从他开口说要单独跟她说话的时候,她就知道这个男人在打什么主意。
呵,果然男人,都不是什么好东西。
见她小小年纪就有这么厉害的气魄,侯先生不由得对她心生几分赞赏,将水杯放在桌上,他问她:“这件事,你想怎么解决?”
他开始挖坑,循循善诱,试图引诱江鸢北跳进他精心挖的坑里,然后达到自己某种不可告人的秘密。
咖啡入口苦涩,江鸢北眉头未见皱,声音冷冷的:“不需要解决。”
本就没错,何须解决?
想到她会反抗反驳,没想到会这么狂,侯先生笑了,宛如一只笑面虎,“小姑娘……”
他叫了江鸢北一声,而后在她目光注视下站了起来,绕过沙发来到她身后。
他稍稍弯腰俯下身,拉近二人之间的距离说下面的话:“叔叔不是不讲理的人,你要想这是就此平息,叔叔有个好提议。叔叔先说,你可以听,听了之后再告诉你的想法。”
话落,没给江鸢北回答的机会,侯先生自顾自说了。
“你和我儿子的事,我来的路上已经做了大致了解。你这张脸,确实漂亮,也难怪一中校长会被你蒙蔽双眼,陪着你做了糊涂事。”

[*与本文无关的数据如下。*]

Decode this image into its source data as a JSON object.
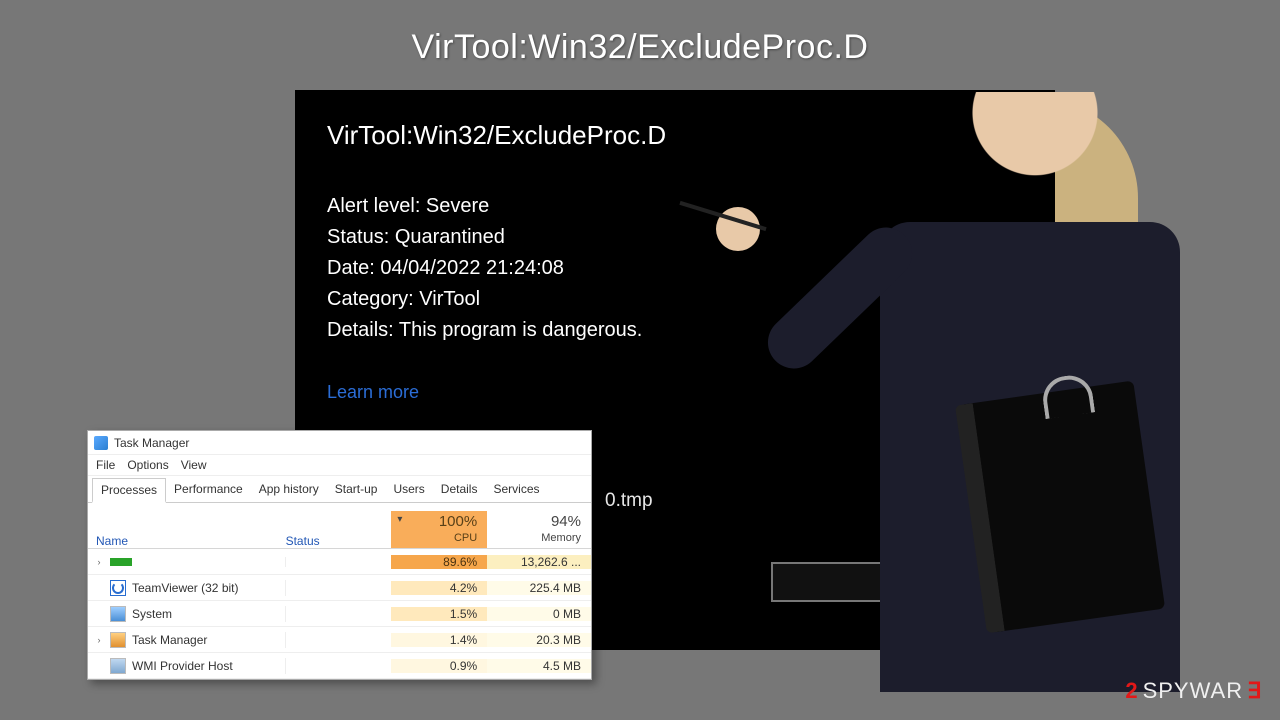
{
  "page": {
    "title": "VirTool:Win32/ExcludeProc.D"
  },
  "defender": {
    "title": "VirTool:Win32/ExcludeProc.D",
    "lines": {
      "alert": "Alert level: Severe",
      "status": "Status: Quarantined",
      "date": "Date: 04/04/2022 21:24:08",
      "category": "Category:  VirTool",
      "details": "Details:  This program is dangerous."
    },
    "learn_more": "Learn more",
    "tmp_fragment": "0.tmp"
  },
  "taskmgr": {
    "title": "Task Manager",
    "menu": [
      "File",
      "Options",
      "View"
    ],
    "tabs": [
      "Processes",
      "Performance",
      "App history",
      "Start-up",
      "Users",
      "Details",
      "Services"
    ],
    "active_tab": 0,
    "columns": {
      "name": "Name",
      "status": "Status",
      "cpu": {
        "value": "100%",
        "label": "CPU"
      },
      "memory": {
        "value": "94%",
        "label": "Memory"
      }
    },
    "rows": [
      {
        "expand": true,
        "icon": "bar",
        "name": "",
        "cpu": "89.6%",
        "mem": "13,262.6 ...",
        "cpu_cls": "cpu-high",
        "mem_cls": "mem-high"
      },
      {
        "expand": false,
        "icon": "tv",
        "name": "TeamViewer (32 bit)",
        "cpu": "4.2%",
        "mem": "225.4 MB",
        "cpu_cls": "cpu-med",
        "mem_cls": "mem-low"
      },
      {
        "expand": false,
        "icon": "sys",
        "name": "System",
        "cpu": "1.5%",
        "mem": "0 MB",
        "cpu_cls": "cpu-med",
        "mem_cls": "mem-low"
      },
      {
        "expand": true,
        "icon": "tm",
        "name": "Task Manager",
        "cpu": "1.4%",
        "mem": "20.3 MB",
        "cpu_cls": "cpu-low",
        "mem_cls": "mem-low"
      },
      {
        "expand": false,
        "icon": "wmi",
        "name": "WMI Provider Host",
        "cpu": "0.9%",
        "mem": "4.5 MB",
        "cpu_cls": "cpu-low",
        "mem_cls": "mem-low"
      }
    ]
  },
  "watermark": {
    "num": "2",
    "text": "SPYWAR",
    "tail": "∃"
  }
}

慢慢铺垫,以求达到自己的某种目的,侯先生也不心急,慢悠悠的说。
“你跟我儿子之间,虽说你占理,可受伤的是我儿子,这事我不会善罢甘休的。”话说了,侯先生侧头看着江鸢北精致如画的侧脸,喉结滑动。
面对这么稚嫩香艳的面孔,说不心动,那他就枉为男人了。
来的车里,他看过江鸢北照片,人未到,就已经有了念想。
直起身体,侯先生手已经开始解衬衫纽扣,“叔叔不是坏人,但是儿子这里也得有个交代。你若是愿意,就用你跟一中校长之间的相处模式,给这件事画上一个完美的句号。”
纽扣解得差不多了,侯先生再度弯下腰,手搭在沙发上,他看着始终冷若冰山的江鸢北。
“就在这里,让叔叔得到满足和释放,叔叔就放过你跟你的家人,怎么样?”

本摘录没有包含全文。